Furton also said that FIU may be able to ease out of physical distancing as early as fall 2021, although face masks may still be required due to uncertainty of whether the virus can be transmitted through vaccinated individuals.
“And of course we’re Florida International University; many countries will still be working on increasing the percentages of their citizens that are [receiving] the vaccine so I think you’ll see a gradual return to normalcy this summer,” said Furton.
Furton added FIU will most likely continue with many online courses in the future in an attempt to accommodate all students.

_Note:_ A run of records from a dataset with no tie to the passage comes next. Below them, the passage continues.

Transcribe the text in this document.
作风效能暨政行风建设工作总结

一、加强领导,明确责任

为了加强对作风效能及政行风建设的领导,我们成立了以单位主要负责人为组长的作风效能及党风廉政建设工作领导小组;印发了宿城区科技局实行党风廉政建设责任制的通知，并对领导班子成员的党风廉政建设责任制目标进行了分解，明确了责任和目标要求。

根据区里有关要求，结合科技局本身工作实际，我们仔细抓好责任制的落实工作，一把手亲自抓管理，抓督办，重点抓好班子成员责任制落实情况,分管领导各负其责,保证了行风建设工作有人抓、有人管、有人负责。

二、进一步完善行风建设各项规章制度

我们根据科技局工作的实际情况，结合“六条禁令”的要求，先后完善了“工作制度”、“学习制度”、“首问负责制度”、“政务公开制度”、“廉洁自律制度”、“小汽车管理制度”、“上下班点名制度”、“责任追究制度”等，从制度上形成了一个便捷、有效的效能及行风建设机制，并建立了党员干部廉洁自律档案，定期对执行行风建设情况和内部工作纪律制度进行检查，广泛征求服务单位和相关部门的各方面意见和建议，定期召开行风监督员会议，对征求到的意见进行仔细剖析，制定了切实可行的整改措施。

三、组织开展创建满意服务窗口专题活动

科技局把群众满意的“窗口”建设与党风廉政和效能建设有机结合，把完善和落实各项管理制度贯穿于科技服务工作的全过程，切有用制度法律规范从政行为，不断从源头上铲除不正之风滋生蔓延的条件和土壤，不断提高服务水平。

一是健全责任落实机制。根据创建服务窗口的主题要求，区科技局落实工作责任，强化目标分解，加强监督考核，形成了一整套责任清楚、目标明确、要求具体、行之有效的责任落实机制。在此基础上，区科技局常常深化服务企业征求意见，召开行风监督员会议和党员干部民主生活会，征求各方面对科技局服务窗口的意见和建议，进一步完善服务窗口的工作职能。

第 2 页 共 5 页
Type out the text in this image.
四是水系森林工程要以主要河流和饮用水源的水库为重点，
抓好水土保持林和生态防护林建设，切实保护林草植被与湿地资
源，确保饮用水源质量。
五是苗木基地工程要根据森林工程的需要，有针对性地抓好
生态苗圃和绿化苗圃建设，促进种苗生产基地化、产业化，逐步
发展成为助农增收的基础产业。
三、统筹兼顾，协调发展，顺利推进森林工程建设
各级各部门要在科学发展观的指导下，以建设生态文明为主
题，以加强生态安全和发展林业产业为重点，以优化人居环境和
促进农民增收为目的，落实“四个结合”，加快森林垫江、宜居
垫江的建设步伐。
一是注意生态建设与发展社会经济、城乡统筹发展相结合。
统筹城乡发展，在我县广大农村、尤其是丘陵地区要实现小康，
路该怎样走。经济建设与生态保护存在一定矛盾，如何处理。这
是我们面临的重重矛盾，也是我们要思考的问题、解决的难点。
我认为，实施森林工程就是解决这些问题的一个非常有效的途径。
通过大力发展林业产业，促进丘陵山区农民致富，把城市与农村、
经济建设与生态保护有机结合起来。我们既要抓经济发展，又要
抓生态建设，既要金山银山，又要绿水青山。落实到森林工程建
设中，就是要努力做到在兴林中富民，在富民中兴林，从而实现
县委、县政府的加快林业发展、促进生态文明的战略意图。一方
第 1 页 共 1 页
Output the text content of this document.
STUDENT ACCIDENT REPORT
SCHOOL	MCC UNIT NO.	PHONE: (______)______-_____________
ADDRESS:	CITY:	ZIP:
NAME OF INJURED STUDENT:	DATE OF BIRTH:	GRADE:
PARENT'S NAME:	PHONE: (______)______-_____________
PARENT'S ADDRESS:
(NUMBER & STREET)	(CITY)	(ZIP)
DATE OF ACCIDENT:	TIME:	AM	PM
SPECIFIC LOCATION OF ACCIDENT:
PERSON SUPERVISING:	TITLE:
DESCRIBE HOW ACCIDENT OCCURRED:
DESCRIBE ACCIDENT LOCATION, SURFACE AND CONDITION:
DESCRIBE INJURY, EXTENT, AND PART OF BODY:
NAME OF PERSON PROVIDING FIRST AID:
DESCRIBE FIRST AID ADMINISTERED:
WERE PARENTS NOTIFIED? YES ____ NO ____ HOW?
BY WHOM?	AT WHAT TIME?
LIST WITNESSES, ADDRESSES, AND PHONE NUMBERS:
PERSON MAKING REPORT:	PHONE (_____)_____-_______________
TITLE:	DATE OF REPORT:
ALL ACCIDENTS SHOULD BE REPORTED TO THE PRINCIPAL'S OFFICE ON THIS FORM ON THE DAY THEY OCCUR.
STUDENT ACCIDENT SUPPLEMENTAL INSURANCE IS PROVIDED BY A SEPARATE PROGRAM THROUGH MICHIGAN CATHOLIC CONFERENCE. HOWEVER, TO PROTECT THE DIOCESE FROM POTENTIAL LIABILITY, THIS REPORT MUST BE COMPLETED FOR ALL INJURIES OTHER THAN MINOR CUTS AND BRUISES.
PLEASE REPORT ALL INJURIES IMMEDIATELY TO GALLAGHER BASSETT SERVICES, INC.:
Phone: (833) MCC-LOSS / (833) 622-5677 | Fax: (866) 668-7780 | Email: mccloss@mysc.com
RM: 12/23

Along with general COVID-19 updates, the panel talked about on-campus living and what students need to know for spring, summer, and fall of 2021.
Andrew Naylor, Senior Director of Housing and Residential Life, discussed how residential life has been holding up under the pandemic.
“COVID cases…have remained low in housing. And so we’ve proven that these precautions that students take work, and they’re helping us have a great semester,” Naylor said.
Naylor also said that spring applications for student housing are still open, and that students can also begin applying for summer and fall housing.
“I understand that some students may be cautious about what their next step is going to be,” Naylor said, “so I want you to know that any student that applies now [for summer and fall] has the opportunity to cancel their housing by April first should things…change.”
Applications are open for both campuses, and based on the dates students move in, any new housing would be prorated, lowering the cost of coming in.
The town hall also included discussion on various events happening on campus. President of the MMC’s Student Government Council Alexandra Valdes listed several events happening in-person and virtually, as well as athletic events happening in January and February.
Notably, all 16 sports offered at FIU are competing this spring except for football. However, in January and February, students can come watch women’s volleyball, men’s and women’s basketball, and the baseball home opener.
Students can also enjoy FIU’s Wellness and Recreation Centers for both MMC and BBC online and in-person.
Sanyo Mathew, assistant vice president of academic and student affairs, said that group fitness, personal training, sports programs, and several other programs are being offered in-person, and that FIU will also keep virtual resources available for students who aren’t ready for in-person options.
Mathew also said that many of FIU’s dining and retail centers were open, and suggested students go to shop.fiu.edu for more information. Likewise, Mathew mentioned students are welcome to study at FIU and host events, and that they should reserve spaces to do so at reserve.fiu.edu.
“We’re also ready to welcome you back, the energy on campus has been amazing, and we welcome the rest of the Panthers to come on out,” Mathew said.
Charles Andrews, assistant vice president of academic and student affairs, also reminded students of things they can do right now to get ready for the spring semester.
One thing Andrews recommended is utilizing the Panther Success Network, and staying in contact with advisors.
“Now that we’re through the rush, our advisors appointments are more available so don’t wait until registration time to make an appointment to talk about summer and fall classes, you can do that now,” Andrews said, adding that February would be a good time to set up appointments to discuss both short and long term plans with advisors.
Andrews also listed Handshake, on-campus employment, and the Center for Student Engagement as great opportunities for students to stay involved with campus life, as well as ways to gain academic and career-related skills.
The town hall ended after about an hour, with Rosenberg making the closing remarks.
“What lies ahead of us is very exciting, your education, your journey, your development as adults.” Rosenberg said. “You’re learning, and our university is poised, ready, very committed to working with you to make sure you get everything and more that you deserve.”